Es versprach ein sehr schöner Tag zu werden. Ich musste mich noch gedulden, ein Frühstück war erst gegen 07:30 h vorgesehen. Also verbrachte ich die Zeit damit, meinen Rucksack in aller Ruhe zu packen.

Das Warten auf’s Frühstück hat sich gelohnt. Es gab verschiedene geräucherte Schinken und Würste, Käse, ein gekochtes Ei, Kaffee, O-Saft, Früchte, Yoghurt sowie diverse selbstgemachte Marmeladen, halt Alles, was zu einem guten Frühstück dazugehört. Zum Abschluss durfte ich mir noch ein Lunchpaket zusammenstellen. Alles in Allem war die Unterkunft mit den sehr freundlichen Eheleuten Sparnaay doch ihr Geld wert.

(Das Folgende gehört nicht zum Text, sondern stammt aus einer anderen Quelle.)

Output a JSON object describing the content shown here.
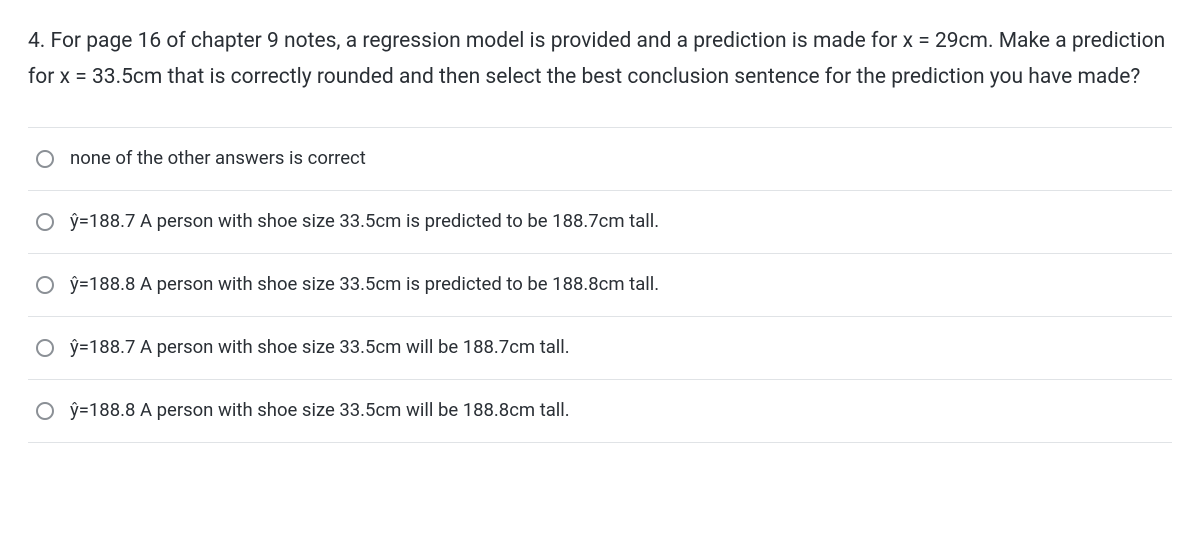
{
  "question": {
    "text": "4. For page 16 of chapter 9 notes, a regression model is provided and a prediction is made for x = 29cm. Make a prediction for x = 33.5cm that is correctly rounded and then select the best conclusion sentence for the prediction you have made?"
  },
  "options": [
    {
      "label": "none of the other answers is correct"
    },
    {
      "label": "ŷ=188.7 A person with shoe size 33.5cm is predicted to be 188.7cm tall."
    },
    {
      "label": "ŷ=188.8 A person with shoe size 33.5cm is predicted to be 188.8cm tall."
    },
    {
      "label": "ŷ=188.7 A person with shoe size 33.5cm will be 188.7cm tall."
    },
    {
      "label": "ŷ=188.8 A person with shoe size 33.5cm will be 188.8cm tall."
    }
  ]
}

Beim Frühstück lernte ich ein Pilgerehepaar aus Trier kennen, die in den nächsten zwei Wochen bis nach Taizé gehen wollten. Leider sollten sich unsere Wege direkt wieder trennen, da sie eine andere Route laufen wollten.

Gegen 08:20 h und gut gestärkt ging es dann los.

Zunächst entlang des Schlossparks bis zur Kirche Saint-Germain. Hier soll der später mächtige Kirchenfürst Bernhard von Clairvaux seine Berufung zum Mönchsleben erhalten haben.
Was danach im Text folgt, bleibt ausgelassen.